1.
Joyce vida d’un trait le verre d’alcool qui lui était offert. Sa pénible expédition ne l’avait pas trop marqué. Il était encore assez alerte et ses yeux étaient vifs. Avant même de se débarrasser de l’étrange costume thaï, sous lequel Shears et Warden avaient peine à le reconnaître, il tint à proclamer les résultats les plus importants de sa mission.
« Le coup est faisable, sir, j’en suis certain, difficile, il ne faut pas s’illusionner, mais possible et certainement payant. La forêt est épaisse. La rivière est large. Le pont passe au-dessus d’un abîme.
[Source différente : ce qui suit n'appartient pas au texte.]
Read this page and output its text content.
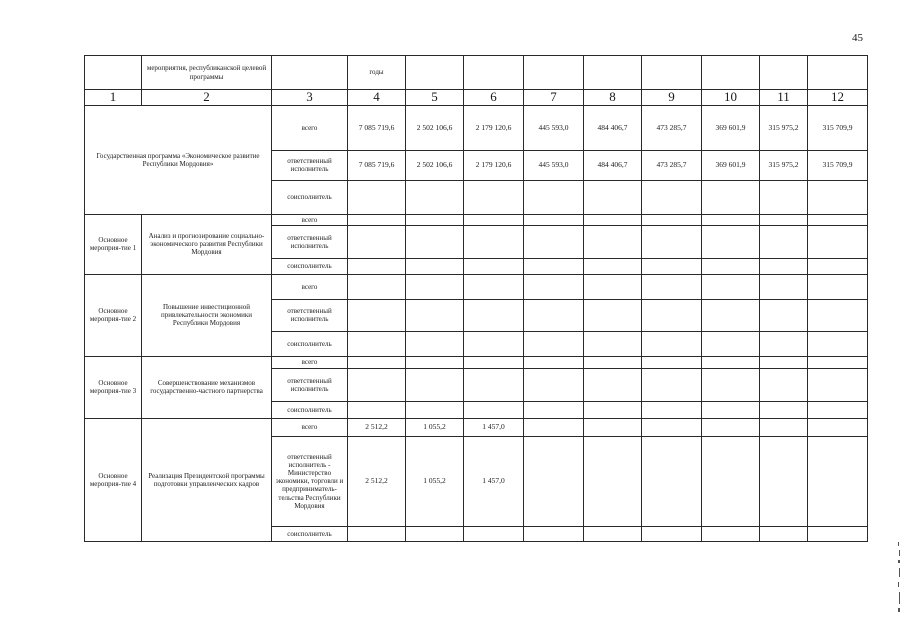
45
	мероприятия, республиканской целевой программы		годы								
1	2	3	4	5	6	7	8	9	10	11	12
Государственная программа «Экономическое развитие Республики Мордовия»		всего	7 085 719,6	2 502 106,6	2 179 120,6	445 593,0	484 406,7	473 285,7	369 601,9	315 975,2	315 709,9
		ответственный исполнитель	7 085 719,6	2 502 106,6	2 179 120,6	445 593,0	484 406,7	473 285,7	369 601,9	315 975,2	315 709,9
		соисполнитель									
Основное мероприя-тие 1	Анализ и прогнозирование социально-экономического развития Республики Мордовия	всего									
		ответственный исполнитель									
		соисполнитель									
Основное мероприя-тие 2	Повышение инвестиционной привлекательности экономики Республики Мордовия	всего									
		ответственный исполнитель									
		соисполнитель									
Основное мероприя-тие 3	Совершенствование механизмов государственно-частного партнерства	всего									
		ответственный исполнитель									
		соисполнитель									
Основное мероприя-тие 4	Реализация Президентской программы подготовки управленческих кадров	всего	2 512,2	1 055,2	1 457,0						
		ответственный исполнитель - Министерство экономики, торговли и предприниматель-тельства Республики Мордовия	2 512,2	1 055,2	1 457,0						
		соисполнитель									
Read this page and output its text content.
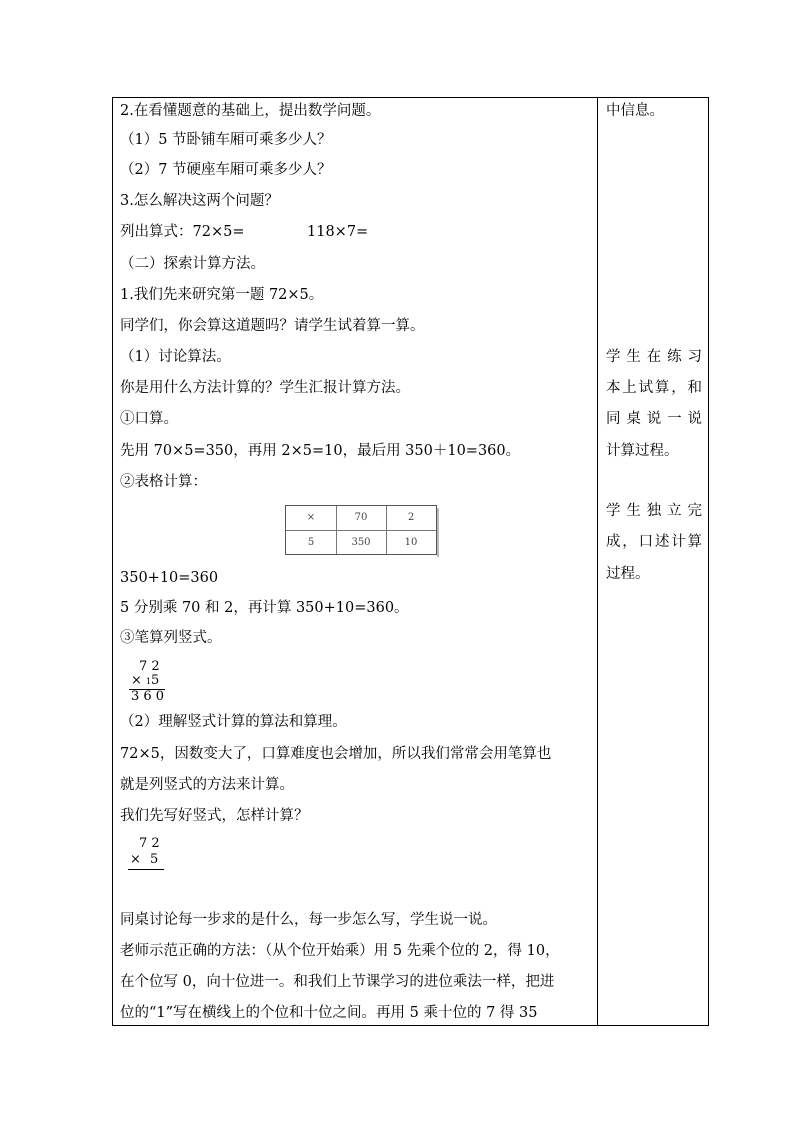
2.在看懂题意的基础上，提出数学问题。
（1）5 节卧铺车厢可乘多少人？
（2）7 节硬座车厢可乘多少人？
3.怎么解决这两个问题？
列出算式：72×5=	118×7=
（二）探索计算方法。
1.我们先来研究第一题 72×5。
同学们，你会算这道题吗？请学生试着算一算。
（1）讨论算法。
你是用什么方法计算的？学生汇报计算方法。
①口算。
先用 70×5=350，再用 2×5=10，最后用 350＋10=360。
②表格计算：
×	70	2
5	350	10
350+10=360
5 分别乘 70 和 2，再计算 350+10=360。
③笔算列竖式。
7 2
× 1 5
3 6 0
（2）理解竖式计算的算法和算理。
72×5，因数变大了，口算难度也会增加，所以我们常常会用笔算也
就是列竖式的方法来计算。
我们先写好竖式，怎样计算？
7 2
× 5
同桌讨论每一步求的是什么，每一步怎么写，学生说一说。
老师示范正确的方法：（从个位开始乘）用 5 先乘个位的 2，得 10，
在个位写 0，向十位进一。和我们上节课学习的进位乘法一样，把进
位的“1”写在横线上的个位和十位之间。再用 5 乘十位的 7 得 35
中信息。
学生在练习
本上试算，和
同桌说一说
计算过程。
学生独立完
成，口述计算
过程。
Les berges sont escarpées. Le train ne pourrait pas être dégagé, à moins d’un matériel considérable.
— Commencez par le début, dit Shears. Ou bien, préférez-vous d’abord prendre une douche ?
— Je ne suis pas fatigué, sir.
— Laissez-le donc faire, grogna Warden. Vous ne voyez pas qu’il a besoin de parler plus que de se reposer ? »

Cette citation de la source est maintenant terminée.